During Whale Week (Feb. 10-14), NOAA’s Office of Response and Restoration is taking a closer look at the different pollutants affecting whales, and what OR&R and our partners are doing to help.
As the largest animals on the planet, it's no surprise that whales dominate their aquatic food chains. Few species could hope to challenge the bulk of these giant mammals, so what could possibly pose a threat to a whale? In a word, humans — in two, marine pollution.

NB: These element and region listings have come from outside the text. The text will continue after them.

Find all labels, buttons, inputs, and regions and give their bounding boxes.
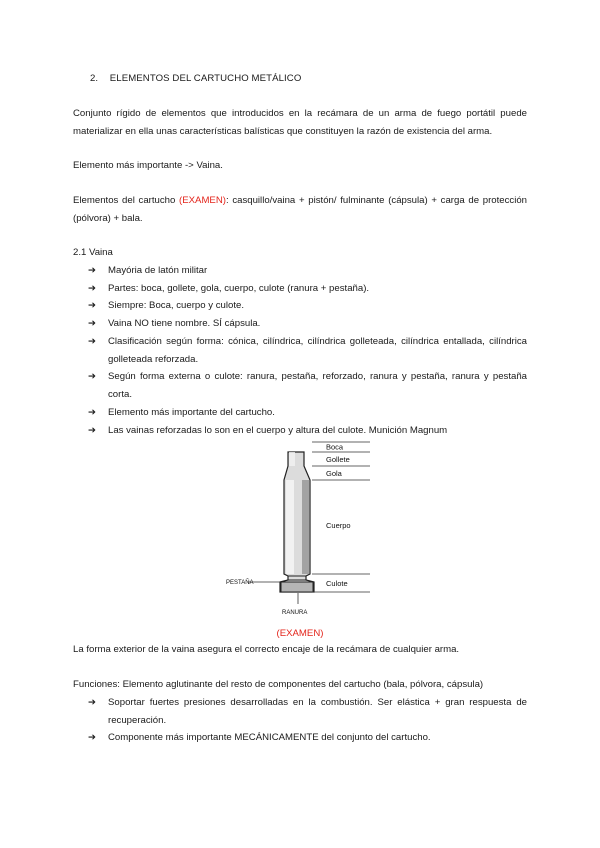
arrow-right-icon: ➔	[88, 406, 97, 418]
label-boca: Boca	[326, 442, 344, 452]
label-ranura: RANURA	[282, 610, 308, 616]
list-item: ➔ Clasificación según forma: cónica, cilíndrica, cilíndrica golleteada, cilíndrica entallada, cilíndrica golleteada reforzada.	[88, 333, 527, 368]
list-item: ➔ Vaina NO tiene nombre. SÍ cápsula.	[88, 315, 527, 333]
funciones-intro: Funciones: Elemento aglutinante del resto de componentes del cartucho (bala, pólvora, cápsula)	[73, 679, 484, 690]
subsection-title-vaina: 2.1 Vaina	[73, 247, 113, 258]
arrow-right-icon: ➔	[88, 732, 97, 744]
arrow-right-icon: ➔	[88, 300, 97, 312]
list-item: ➔ Partes: boca, gollete, gola, cuerpo, culote (ranura + pestaña).	[88, 280, 527, 298]
elements-colon: :	[225, 195, 229, 206]
arrow-right-icon: ➔	[88, 697, 97, 708]
list-item: ➔ Según forma externa o culote: ranura, pestaña, reforzado, ranura y pestaña, ranura y pestaña corta.	[88, 368, 527, 403]
heading-number: 2.	[90, 73, 99, 84]
elements-text: casquillo/vaina + pistón/ fulminante (cápsula) + carga de protección (pólvora) + bala.	[73, 195, 527, 224]
arrow-right-icon: ➔	[88, 371, 97, 383]
section-heading	[90, 70, 301, 88]
label-culote: Culote	[326, 579, 348, 588]
list-item: ➔ Soportar fuertes presiones desarrolladas en la combustión. Ser elástica + gran respuesta de recuperación.	[88, 694, 527, 729]
list-item: ➔ Mayória de latón militar	[88, 262, 527, 280]
elements-paragraph	[73, 192, 527, 227]
arrow-right-icon: ➔	[88, 265, 97, 276]
cartridge-case-diagram	[222, 436, 382, 618]
caption-open: (	[276, 628, 280, 639]
arrow-right-icon: ➔	[88, 335, 97, 347]
vaina-bullet-list	[88, 262, 527, 439]
list-item: ➔ Las vainas reforzadas lo son en el cuerpo y altura del culote. Munición Magnum	[88, 422, 527, 440]
arrow-right-icon: ➔	[88, 424, 97, 436]
exterior-paragraph: La forma exterior de la vaina asegura el correcto encaje de la recámara de cualquier arma.	[73, 644, 460, 655]
arrow-right-icon: ➔	[88, 318, 97, 330]
label-gollete: Gollete	[326, 455, 350, 464]
list-item: ➔ Componente más importante MECÁNICAMENTE del conjunto del cartucho.	[88, 729, 527, 747]
label-pestana: PESTAÑA	[226, 580, 254, 586]
cartridge-drawing	[280, 452, 314, 592]
list-item: ➔ Elemento más importante del cartucho.	[88, 404, 527, 422]
caption-exam-tag: EXAMEN	[279, 628, 321, 639]
arrow-right-icon: ➔	[88, 282, 97, 294]
caption-close: )	[320, 628, 324, 639]
intro-paragraph: Conjunto rígido de elementos que introducidos en la recámara de un arma de fuego portátil puede materializar en ella unas características balísticas que constituyen la razón de existencia del arma.	[73, 108, 527, 137]
most-important-line: Elemento más importante -> Vaina.	[73, 160, 223, 171]
label-gola: Gola	[326, 469, 342, 478]
funciones-bullet-list	[88, 694, 527, 747]
heading-title: ELEMENTOS DEL CARTUCHO METÁLICO	[109, 73, 302, 84]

Whether it be oil spills, marine debris, and industrial pollutants such as PCBs, or a combination of pollutants impacting their food supply, marine pollution is a serious threat to whales and other marine mammals. When it comes to the overall impact of marine pollution on whales, there are a lot of unanswered questions. But through improving science and technologies, our understanding of how whales and other marine mammals interact with pollutants continues to grow.
This week, we’ll be answering a few of those questions — like, does a killer whale instinctively know how to avoid spilled oil? Or can noise become a form of pollution when it disrupts life beneath the surface? Or what about what happens if a whale carcass washes up on shore? We’ll be looking at tools and techniques scientists use to answer these questions — tools such as acoustic monitoring and remote biopsies. We’ll also talk about ways to prevent marine pollution to keep whales and other animals safe from its impacts.